これは、異世界が無限個ある(推測)という衝撃的な発見でした。
・たとえ家族、双子であろうと、基本的に個人ごとに一つずつの異世界に転じられる。
・まれに、二人組(多くの場合、男女ペア)が、一つの異世界に行くことがある。
・どのケースでも、一回ごとに行き先は異なる。前に訪れたことのある異世界に再び行けるとは限らない。
・人と、その人の所持品だけが転じられる。その瞬間に使用していた乗り物も、全体が所持品と見なされ、最も相応しいと考えられる一人に所属される。
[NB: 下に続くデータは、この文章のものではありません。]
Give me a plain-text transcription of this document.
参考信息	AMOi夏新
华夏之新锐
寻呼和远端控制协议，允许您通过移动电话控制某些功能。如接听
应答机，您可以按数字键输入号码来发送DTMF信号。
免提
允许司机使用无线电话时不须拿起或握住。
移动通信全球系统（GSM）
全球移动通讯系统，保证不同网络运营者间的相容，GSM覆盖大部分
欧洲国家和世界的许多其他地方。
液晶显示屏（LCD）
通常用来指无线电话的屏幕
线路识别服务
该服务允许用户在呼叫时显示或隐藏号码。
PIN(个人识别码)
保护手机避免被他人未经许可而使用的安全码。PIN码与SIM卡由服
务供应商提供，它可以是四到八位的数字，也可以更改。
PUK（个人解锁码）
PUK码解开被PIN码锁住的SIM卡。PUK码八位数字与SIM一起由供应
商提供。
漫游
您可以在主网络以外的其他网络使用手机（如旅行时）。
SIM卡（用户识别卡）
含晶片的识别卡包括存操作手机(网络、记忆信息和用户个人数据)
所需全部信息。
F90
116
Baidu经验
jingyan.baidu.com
・異世界では、およそ自分以外の物品(所持品)が、別の物に変化する。多くはその所有者の願望が、形や性質に影響して現れる。帰還すれば元に戻る。
・写真、動画データは“そのまま”持ち帰れる。
・異世界の物品を収集して“そのまま”持ち帰ることができる。ただし――
・異世界のヒト含む動物は、持ち帰れない。
・異世界の生物は、現世の“肉体”に対し、“幽体”と仮にも呼称すべき不思議物質である。(“生きながら”極薄まで平気で延びる。)
異世界の物品を現世に持ち込むとき、その物品が“逆変化”することがないことから、異世界と呼んでいる世界の方こそ“真実の世界”で、こちらの世界は“仮初めの世界”にすぎないのでは、という議論も生まれたのでした。
そして――
“直線”に関して、極めつけの発見が二つ。
一つが――
・異世界は、平面の世界である。
異世界は現世を模した三次元世界のように感じられます。しかし、あるとき高所から遠方を眺めてみると、どこまでも遠くが見えることに気づかされたのです。
あらためて地形を詳細に測定すると、地表(測地線)が曲率を持っておらず、しかも、現位置よりも北方地域が常に広がるように尺度を刻々と変化させていることが知れたのでした。
簡単に言えば、異世界は、“メルカトル図法で表された世界”だったということです。
フラットな紙に、影絵のように地球を投射して創られたかのような世界だったのでした。
これがどういう意味を持つのかというと――
それまでは、体験談から、異世界を直線状に進めばやがて行き当たる海で帰還が叶うことは分かっていました。だから当初、現世の2点間の最短距離、直線図、すなわち“大圏航路”図をわざわざ持ち込んでいたのです。ところが、それを持ってして異世界にて“まっすぐ”のつもりで進行してしまうと、異世界の直線、すなわち“等角航路”と乖離してしまう、ズレが生じてしまうことが発見された――ということなのでした。
そして最後の一つが――
・異世界の“直線”からある一定の距離を離れると、その世界に取り込まれてしまう。二度と戻れない。
これが失策として戦後最大級の非難を浴びた“絶望刑”。
“生き殺し”。
取り返しのつかない犠牲と引換えで突きつけられた、異世界最大の摂理――
“幅”の存在だったのです。
直線距離に比して、およそ5%。
あまたの人に、“まっすぐゾーン”が認識された瞬間だったのでした。